Scene and Heard

Dwight Yoakam plays Horseshoe Casino

Posted in Entertainment by sceneandheardblog on September 3, 2011

Dwight Yoakam

Review by Jess Terrell

Someplace between Classic Country and the Rockabilly roots of Rock n Roll is the guitar infused upbeat Honky Tonk sound popularized in the fifties by the young George Jones and the late Johnny Horton.    In later years Honky Tonk was carried west to California where it evolved to the Bakersfield sound of Merle Haggard and the late Buck Owens.
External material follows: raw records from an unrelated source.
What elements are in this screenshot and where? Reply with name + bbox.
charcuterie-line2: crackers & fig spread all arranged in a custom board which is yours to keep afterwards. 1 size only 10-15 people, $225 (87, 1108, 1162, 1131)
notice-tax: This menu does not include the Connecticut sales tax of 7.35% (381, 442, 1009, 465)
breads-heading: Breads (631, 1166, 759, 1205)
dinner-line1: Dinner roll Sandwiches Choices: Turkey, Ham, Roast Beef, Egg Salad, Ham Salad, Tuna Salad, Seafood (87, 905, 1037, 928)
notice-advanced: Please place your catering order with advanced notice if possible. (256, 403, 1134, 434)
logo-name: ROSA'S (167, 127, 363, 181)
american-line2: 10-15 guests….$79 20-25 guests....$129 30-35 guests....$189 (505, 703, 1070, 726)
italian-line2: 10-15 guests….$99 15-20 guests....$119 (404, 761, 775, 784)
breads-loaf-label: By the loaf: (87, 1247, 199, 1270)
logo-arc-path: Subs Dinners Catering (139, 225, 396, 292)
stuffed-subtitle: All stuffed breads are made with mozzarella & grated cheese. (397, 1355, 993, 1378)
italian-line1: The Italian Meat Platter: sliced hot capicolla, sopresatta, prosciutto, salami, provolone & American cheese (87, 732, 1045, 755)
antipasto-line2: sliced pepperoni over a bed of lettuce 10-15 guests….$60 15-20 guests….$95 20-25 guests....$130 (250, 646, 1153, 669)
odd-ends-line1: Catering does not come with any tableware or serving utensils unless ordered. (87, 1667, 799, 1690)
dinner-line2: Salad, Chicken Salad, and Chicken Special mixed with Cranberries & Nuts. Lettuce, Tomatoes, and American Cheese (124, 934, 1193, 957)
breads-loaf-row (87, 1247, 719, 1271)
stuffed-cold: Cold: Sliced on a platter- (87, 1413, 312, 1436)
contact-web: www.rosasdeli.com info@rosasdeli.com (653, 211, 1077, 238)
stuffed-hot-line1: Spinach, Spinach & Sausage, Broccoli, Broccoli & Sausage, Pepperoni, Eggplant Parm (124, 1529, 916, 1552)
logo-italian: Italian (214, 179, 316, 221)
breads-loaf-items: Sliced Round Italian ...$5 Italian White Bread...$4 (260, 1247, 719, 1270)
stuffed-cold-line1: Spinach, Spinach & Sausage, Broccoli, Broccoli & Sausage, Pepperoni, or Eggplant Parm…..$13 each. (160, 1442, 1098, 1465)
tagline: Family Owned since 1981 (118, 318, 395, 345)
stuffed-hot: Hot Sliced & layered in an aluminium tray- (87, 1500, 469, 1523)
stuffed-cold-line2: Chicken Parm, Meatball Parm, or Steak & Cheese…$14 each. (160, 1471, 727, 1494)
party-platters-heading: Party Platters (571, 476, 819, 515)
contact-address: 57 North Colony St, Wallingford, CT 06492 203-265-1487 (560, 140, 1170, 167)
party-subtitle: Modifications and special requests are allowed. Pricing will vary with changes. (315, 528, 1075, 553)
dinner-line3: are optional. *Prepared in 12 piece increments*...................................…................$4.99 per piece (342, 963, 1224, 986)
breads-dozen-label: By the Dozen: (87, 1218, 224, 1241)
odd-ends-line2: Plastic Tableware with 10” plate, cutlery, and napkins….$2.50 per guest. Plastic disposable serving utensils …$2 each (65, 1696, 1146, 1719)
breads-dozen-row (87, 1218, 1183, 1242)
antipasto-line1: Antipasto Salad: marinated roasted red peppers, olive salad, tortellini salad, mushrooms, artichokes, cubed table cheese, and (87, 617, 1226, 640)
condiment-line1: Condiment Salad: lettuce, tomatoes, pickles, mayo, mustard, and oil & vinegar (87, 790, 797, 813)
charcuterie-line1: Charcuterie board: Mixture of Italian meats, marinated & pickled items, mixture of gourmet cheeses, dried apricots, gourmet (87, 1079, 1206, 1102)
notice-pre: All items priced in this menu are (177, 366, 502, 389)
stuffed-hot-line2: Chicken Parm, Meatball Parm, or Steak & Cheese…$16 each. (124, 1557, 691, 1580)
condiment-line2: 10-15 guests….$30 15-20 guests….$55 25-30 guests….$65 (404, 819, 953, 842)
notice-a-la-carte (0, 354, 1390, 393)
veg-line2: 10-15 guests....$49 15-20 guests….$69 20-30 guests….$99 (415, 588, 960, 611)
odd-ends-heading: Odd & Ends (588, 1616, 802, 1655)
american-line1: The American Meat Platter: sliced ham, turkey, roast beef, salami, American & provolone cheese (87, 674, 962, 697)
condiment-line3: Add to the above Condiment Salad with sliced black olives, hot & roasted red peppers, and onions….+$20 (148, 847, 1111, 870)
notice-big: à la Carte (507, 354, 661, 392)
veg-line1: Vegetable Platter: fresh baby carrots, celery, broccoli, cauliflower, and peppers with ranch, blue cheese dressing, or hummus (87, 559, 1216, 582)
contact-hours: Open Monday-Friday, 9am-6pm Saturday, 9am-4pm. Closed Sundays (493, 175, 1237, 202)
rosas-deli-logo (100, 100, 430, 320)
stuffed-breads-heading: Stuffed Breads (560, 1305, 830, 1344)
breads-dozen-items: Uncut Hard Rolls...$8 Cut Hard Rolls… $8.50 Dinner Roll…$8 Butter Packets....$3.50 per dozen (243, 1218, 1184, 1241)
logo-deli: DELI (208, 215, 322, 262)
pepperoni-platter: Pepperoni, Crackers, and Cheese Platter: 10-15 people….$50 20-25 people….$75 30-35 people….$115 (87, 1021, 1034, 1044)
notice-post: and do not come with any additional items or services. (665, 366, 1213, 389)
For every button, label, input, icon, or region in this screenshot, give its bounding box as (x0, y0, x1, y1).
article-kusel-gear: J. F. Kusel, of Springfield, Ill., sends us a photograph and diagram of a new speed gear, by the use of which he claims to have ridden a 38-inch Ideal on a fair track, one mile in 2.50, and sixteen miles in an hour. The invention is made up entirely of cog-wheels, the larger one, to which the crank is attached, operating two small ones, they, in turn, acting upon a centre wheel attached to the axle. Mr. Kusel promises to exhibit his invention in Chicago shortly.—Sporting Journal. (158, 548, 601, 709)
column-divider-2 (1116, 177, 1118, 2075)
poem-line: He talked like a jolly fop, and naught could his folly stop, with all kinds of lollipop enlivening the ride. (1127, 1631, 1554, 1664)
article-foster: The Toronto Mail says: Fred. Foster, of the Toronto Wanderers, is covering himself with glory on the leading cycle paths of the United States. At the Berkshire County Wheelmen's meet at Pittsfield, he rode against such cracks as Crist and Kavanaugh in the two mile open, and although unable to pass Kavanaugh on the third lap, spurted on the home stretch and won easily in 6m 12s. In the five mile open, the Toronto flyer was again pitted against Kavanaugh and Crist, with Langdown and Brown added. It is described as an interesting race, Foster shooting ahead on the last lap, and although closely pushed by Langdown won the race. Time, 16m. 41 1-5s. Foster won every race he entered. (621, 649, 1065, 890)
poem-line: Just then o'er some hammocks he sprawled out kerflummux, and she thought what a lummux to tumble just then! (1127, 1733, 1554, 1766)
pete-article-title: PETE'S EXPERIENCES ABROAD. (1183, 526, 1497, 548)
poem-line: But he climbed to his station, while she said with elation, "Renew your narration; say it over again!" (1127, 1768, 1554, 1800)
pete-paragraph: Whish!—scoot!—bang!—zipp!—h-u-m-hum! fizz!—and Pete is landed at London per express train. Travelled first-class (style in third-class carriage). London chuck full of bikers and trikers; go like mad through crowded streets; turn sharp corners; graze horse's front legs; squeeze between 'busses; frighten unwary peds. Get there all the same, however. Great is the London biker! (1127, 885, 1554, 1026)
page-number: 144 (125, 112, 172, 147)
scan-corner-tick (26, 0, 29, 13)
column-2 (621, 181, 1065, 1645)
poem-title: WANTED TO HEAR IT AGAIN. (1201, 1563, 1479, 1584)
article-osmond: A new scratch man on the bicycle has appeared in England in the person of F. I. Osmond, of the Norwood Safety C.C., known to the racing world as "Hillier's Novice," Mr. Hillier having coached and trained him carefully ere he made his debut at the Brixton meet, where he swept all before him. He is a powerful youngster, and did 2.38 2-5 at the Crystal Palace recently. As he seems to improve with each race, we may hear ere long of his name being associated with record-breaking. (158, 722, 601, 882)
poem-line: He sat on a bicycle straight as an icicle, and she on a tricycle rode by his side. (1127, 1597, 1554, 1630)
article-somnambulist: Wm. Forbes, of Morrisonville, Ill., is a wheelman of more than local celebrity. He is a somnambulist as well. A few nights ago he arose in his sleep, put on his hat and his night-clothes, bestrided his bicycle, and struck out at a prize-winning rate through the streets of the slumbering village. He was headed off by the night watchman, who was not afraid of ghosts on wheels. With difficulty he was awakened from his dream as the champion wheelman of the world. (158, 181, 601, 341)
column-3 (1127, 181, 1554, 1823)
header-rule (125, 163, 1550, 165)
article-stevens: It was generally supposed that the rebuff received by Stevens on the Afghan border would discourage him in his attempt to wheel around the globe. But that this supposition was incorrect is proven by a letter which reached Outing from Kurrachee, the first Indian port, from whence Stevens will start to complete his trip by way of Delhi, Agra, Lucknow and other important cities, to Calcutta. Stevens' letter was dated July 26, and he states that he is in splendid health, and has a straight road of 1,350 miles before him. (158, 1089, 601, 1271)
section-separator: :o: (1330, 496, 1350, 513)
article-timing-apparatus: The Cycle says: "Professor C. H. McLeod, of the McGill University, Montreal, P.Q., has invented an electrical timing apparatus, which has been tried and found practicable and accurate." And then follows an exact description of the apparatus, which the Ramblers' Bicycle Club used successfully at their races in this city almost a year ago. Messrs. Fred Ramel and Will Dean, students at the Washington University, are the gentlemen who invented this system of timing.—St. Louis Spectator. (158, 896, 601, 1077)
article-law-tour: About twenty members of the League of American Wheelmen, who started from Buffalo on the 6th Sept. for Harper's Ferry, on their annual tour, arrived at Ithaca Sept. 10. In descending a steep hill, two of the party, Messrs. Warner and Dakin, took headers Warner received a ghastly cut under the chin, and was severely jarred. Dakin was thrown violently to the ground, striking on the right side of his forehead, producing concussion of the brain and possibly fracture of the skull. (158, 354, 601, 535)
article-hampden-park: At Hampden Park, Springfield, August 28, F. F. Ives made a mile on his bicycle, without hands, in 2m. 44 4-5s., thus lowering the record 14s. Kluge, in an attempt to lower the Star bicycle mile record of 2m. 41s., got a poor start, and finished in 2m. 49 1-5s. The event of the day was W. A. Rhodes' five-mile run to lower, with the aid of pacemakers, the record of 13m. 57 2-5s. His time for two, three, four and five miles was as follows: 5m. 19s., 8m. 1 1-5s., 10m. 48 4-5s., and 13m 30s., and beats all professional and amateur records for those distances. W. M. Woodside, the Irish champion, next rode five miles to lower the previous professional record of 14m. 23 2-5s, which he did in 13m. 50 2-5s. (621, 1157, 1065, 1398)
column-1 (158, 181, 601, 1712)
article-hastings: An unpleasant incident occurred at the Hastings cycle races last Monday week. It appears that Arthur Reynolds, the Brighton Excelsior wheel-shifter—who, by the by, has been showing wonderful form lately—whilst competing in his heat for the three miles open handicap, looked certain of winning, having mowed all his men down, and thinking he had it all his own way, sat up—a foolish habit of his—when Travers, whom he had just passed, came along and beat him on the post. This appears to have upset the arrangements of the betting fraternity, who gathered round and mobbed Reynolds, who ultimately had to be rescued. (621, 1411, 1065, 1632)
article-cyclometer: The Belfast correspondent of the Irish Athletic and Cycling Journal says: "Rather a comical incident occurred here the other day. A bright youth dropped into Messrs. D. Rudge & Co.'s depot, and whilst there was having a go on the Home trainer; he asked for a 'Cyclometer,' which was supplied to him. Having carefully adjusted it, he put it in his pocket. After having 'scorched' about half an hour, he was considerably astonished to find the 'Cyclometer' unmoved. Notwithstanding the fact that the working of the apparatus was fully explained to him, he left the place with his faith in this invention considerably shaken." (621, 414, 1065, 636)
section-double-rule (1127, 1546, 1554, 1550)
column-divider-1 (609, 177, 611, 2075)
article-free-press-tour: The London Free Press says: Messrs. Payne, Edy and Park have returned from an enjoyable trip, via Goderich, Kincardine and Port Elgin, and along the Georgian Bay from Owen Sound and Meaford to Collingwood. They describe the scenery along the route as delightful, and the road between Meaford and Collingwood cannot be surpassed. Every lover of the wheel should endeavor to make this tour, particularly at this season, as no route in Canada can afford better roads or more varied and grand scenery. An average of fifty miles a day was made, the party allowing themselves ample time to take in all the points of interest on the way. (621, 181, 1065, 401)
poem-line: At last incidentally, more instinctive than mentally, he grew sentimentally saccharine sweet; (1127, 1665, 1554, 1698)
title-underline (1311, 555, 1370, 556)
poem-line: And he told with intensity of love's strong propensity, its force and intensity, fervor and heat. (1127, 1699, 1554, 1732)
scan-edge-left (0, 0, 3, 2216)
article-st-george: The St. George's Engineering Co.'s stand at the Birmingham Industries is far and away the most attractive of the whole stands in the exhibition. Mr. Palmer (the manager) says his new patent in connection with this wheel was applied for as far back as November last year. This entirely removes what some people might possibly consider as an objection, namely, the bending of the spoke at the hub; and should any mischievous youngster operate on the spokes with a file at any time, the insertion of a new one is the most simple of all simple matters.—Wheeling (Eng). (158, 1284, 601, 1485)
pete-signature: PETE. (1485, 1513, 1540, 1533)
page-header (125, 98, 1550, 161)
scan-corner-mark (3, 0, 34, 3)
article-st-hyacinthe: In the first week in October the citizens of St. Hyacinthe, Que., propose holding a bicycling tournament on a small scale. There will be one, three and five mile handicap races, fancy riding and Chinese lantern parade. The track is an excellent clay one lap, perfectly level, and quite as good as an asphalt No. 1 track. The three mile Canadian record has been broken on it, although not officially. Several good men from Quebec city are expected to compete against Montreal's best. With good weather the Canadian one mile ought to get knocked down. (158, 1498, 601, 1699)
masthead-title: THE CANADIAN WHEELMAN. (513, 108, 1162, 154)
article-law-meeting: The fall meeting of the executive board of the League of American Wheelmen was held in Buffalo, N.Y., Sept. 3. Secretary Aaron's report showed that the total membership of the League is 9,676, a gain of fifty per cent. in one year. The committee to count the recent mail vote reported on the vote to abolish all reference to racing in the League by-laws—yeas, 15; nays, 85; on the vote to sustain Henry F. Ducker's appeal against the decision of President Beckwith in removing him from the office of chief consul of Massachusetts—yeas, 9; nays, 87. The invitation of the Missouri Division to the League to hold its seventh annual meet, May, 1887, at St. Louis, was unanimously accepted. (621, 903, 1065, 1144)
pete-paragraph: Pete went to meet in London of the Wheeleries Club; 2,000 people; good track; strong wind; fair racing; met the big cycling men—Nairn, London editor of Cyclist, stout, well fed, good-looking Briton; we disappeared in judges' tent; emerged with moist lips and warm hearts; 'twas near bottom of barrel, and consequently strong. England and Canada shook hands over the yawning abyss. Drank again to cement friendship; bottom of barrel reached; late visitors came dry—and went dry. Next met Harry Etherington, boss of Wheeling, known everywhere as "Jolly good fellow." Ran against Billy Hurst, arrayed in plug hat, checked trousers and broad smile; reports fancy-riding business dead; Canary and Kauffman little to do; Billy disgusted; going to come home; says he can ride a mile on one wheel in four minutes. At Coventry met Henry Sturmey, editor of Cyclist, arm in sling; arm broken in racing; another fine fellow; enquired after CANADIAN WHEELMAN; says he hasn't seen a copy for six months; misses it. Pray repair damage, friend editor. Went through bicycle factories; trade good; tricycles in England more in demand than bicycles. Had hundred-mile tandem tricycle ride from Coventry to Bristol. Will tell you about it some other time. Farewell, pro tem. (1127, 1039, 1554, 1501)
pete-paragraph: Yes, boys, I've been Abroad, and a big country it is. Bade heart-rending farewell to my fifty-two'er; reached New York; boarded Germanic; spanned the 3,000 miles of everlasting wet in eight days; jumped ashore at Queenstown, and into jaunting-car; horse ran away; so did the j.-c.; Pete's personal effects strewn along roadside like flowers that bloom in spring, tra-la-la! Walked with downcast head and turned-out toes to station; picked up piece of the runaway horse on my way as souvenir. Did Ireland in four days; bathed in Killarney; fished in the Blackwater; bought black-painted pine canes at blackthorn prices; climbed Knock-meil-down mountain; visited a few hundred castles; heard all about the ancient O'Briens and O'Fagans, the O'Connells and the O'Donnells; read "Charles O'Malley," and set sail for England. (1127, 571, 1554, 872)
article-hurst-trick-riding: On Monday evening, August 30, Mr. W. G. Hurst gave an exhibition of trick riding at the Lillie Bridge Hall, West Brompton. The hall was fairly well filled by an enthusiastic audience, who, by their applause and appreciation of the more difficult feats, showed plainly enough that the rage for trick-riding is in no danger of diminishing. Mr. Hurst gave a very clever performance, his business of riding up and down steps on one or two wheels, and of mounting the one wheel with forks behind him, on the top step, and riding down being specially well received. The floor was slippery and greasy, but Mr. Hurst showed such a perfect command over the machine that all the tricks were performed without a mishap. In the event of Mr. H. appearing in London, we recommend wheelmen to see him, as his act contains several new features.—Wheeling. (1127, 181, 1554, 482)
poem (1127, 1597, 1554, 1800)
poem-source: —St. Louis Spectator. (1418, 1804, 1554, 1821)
Last night at Horseshoe, Dwight Yoakam proved that Bakersfield Honky Tonk is alive and well.  Rockin guitar and rapid fire nasal vocals punctuated an upbeat country sound that had the sell-out crowd dancing and singing for the entire 90 minute show.  Yoakam delivered his vast catalog of hits in rapid fire succession pausing only to comment that he had family in Louisville and to let the crowd lead on “I sang Dixie”.  The show was marred only by a distorted sound system and a 30 minute late start.  Otherwise the party boogied on.

Yoakam payed homage to his influences with Johnny Horton’s “Honky Tonk Man” that featured an audience sing-a-long.  Yoakam’s tribute album to Buck Owens found life in “My Heart Skips a Beat” as well as an impromptu take on the “Buckaroo” instrumental that used to feature Owen’s late guitarist Don Rich.     Owens’ work was revisited in both ballad “Close up the Honky Tonks” and fun “Act Naturally”.  The “Streets of Bakersfield” that  Yoakam recorded with Owens shortly before his death  was particularly moving.

The performance moved quickly from one tune to another mostly mirroring the studio versions with superb musicianship the only deviation was a more laid back version of Elvis’s “Little Sister” that was at first unrecognizable.  Otherwise one toe-tapper after another kept the audience on their feet.  Steam continued to build with “Little Ways”, “Ring of Fire”, and “1000 Miles” culminating with “Long white cadillac”.

The audience left reluctantly after the encore to scan the dial for Yoakam hits on the radio and dig the Buck Owens albums out of the closet.